The smile continues even when the cheek stops playing host to the tongue. CMYK Printech, which owns The Pioneer, has wiped off its accumulated losses and posted a small profit in 1999-2000, its first since 1989-90. It owes nothing to its suppliers and employees. Salaries-not paid for up to five months at one time- are being paid regularly. A bonus has been declared.

Then And Now

The year was 1996, and industrialist K.K. Birla was puzzled. Chandan Mitra, the executive editor of Birla-owned The Hindustan Times (HT), had resigned and was headed for the much smaller The Pioneer. Says Mitra of his move: ''There was more to do at The Pioneer.'' L.M. Thapar, who owned The Pioneer until May 1998, had plans to launch wire editions in all metropolises. Mitra was sold on the dream.

A rude wake-up call came in early 1998, when, after a nightmarish launch and scrapping of the Mumbai edition, the Thapars concluded they could no more absorb the newspaper's losses, which had mounted to Rs 74 crore in the six years following its Delhi launch in December 1991. That was when Mitra discovered the entrepreneur in him and bought the brand, established in 1864, for Rs 1 lakh. Mitra, who owns 60 per cent of CMYK along with associates, also became its Managing Director. He scrounged for the next 11 months until April 1999, when ICICI, IFCI, IDBI, and the UTI committed Rs 5.3 crore in debt and equity.

It was time to change tracks. The Thapars wanted The Pioneer to grow out of its Uttar Pradesh-centric shell into a national publication. ''They should have focused on quality. Instead, they got into the numbers game,'' says TBWA Anthem's Executive Media Director, Gopinath Menon, of the Thapar strategy. Mitra decided not to push the circulation (the Delhi and Lucknow editions sell about 65,000 each) and looked elsewhere for revenues.

The size of the marketing department was halved to cut costs. The Pioneer re-positioned itself as a content provider and pulled out of operations: its two printing presses were sold; it formed a subsidiary, Pioneer.Net, for internet-related businesses, and sold 51 per cent in it to an undisclosed buyer for Rs 10 crore; a 50:50 joint venture was set up with Calcutta-based Rainbow Productions for developing TV software. CMYK also hopes to raise Rs 25 crore this year through private placement of debt and equity.

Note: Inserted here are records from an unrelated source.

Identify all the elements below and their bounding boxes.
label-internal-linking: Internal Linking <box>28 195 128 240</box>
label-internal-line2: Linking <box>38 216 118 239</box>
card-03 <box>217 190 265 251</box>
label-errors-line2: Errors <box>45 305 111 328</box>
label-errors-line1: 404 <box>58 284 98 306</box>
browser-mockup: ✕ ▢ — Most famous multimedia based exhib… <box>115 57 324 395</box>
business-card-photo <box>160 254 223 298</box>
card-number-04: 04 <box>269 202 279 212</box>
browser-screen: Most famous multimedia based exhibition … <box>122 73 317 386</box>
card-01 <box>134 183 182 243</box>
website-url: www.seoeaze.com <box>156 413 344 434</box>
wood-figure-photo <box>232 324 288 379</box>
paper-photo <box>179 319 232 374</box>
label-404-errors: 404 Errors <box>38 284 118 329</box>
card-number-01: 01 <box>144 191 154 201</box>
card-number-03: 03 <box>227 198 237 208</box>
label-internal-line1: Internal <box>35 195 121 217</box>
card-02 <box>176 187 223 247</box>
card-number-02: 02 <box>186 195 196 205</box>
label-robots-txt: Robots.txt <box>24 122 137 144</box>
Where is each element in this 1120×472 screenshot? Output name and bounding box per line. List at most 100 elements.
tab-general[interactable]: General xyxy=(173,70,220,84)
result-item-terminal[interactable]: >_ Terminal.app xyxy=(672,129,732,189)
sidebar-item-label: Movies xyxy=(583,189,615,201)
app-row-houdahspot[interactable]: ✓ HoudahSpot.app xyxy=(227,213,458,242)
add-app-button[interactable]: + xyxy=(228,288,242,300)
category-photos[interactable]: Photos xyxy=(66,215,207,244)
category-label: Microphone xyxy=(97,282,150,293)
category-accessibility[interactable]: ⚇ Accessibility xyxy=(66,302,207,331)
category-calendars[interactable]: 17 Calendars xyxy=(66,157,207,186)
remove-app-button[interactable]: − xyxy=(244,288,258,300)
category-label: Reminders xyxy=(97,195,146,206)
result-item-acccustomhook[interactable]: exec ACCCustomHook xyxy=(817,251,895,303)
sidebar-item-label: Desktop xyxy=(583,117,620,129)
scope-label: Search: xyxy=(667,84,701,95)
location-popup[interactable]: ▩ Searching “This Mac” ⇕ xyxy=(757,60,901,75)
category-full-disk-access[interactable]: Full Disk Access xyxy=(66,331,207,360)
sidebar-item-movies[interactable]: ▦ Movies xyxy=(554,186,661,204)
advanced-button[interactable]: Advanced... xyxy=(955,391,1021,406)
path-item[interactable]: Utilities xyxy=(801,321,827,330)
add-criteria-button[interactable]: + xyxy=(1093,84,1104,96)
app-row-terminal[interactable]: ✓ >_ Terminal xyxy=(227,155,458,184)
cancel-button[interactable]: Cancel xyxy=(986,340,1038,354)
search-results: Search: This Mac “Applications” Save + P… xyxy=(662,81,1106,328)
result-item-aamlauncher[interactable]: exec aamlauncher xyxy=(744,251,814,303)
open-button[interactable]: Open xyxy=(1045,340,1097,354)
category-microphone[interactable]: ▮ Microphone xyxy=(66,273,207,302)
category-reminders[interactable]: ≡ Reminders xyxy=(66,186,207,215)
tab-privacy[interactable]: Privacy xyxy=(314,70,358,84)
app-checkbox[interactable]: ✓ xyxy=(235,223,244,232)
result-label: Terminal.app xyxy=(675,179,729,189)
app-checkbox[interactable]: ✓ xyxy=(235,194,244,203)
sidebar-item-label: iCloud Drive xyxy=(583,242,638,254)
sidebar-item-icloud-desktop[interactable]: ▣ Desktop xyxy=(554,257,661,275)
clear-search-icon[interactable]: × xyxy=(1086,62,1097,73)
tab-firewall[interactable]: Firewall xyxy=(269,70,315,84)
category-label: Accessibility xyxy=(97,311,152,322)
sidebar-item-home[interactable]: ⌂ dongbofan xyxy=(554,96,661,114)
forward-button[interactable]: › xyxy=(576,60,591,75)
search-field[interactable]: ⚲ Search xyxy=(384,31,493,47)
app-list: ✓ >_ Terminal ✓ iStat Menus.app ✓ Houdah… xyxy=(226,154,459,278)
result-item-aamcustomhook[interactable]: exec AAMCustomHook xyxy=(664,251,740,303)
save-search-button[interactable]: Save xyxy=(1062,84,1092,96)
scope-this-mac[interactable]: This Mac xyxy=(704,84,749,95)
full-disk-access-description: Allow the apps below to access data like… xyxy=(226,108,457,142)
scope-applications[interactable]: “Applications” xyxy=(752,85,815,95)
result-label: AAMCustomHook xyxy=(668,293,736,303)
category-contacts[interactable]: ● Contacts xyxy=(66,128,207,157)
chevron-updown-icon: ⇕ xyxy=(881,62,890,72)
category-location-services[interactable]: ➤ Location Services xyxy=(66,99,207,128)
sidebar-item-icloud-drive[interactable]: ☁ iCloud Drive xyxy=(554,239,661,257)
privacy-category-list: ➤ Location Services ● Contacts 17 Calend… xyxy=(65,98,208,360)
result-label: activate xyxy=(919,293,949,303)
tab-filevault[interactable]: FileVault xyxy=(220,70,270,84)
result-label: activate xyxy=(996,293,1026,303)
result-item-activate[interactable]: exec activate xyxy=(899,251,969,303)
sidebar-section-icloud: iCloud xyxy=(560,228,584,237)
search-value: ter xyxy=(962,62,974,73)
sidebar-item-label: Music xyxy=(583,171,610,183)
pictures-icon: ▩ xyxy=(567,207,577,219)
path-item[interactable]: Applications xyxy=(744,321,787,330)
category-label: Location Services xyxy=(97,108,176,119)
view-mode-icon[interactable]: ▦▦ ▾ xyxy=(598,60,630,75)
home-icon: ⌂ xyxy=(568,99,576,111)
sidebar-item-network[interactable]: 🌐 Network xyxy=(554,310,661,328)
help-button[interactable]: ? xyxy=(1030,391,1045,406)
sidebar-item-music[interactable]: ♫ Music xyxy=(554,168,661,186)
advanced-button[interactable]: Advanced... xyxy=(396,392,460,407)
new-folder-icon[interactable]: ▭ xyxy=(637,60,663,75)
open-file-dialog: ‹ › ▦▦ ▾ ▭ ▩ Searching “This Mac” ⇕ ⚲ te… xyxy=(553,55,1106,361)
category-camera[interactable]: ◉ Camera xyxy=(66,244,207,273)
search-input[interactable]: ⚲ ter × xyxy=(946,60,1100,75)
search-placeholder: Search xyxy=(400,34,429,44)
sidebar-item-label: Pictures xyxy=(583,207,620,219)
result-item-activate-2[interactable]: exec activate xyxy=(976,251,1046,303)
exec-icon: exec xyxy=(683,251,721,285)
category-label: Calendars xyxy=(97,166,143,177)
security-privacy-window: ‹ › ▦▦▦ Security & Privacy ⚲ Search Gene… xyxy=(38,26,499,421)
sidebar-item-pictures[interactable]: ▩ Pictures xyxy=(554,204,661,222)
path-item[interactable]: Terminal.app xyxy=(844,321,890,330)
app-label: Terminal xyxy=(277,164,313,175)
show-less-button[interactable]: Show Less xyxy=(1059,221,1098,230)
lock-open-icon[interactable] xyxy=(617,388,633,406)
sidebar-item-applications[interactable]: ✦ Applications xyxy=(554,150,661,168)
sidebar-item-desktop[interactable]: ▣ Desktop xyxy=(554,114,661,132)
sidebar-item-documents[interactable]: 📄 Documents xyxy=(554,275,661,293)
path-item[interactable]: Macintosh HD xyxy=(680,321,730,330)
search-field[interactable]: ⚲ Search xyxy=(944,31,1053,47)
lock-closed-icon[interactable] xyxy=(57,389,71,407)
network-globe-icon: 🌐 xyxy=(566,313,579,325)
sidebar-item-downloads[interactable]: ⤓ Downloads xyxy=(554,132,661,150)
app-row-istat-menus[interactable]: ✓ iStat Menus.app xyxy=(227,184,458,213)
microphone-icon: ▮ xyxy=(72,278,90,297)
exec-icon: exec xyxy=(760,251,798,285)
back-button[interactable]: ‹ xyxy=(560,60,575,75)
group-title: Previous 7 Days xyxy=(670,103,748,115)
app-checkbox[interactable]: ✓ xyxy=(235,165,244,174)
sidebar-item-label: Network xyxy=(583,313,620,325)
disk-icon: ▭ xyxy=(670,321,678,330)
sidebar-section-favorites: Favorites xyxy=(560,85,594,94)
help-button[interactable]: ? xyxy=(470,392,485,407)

Mitra is confident that CMYK will be a major media house in three years. But The Pioneer newspaper has not yet achieved cash break-even and has to shell out Rs 7 lakh in interest every month. Pushing advertisement revenue beyond last year's Rs 8.67 crore will be tough, given that ht and The Times of India leave little for the others in Delhi. Mitra says ads will come in since a second newspaper like The Pioneer is bought by choice and, therefore, gets more attention. But he will be hard-pressed to replace the essentially one-time income from portal sale. And creating TV content isn't a cakewalk. As Menon says: ''The test will be to be price competitive and get into the top channels.'' What can be said with certainty is that this year is crucial.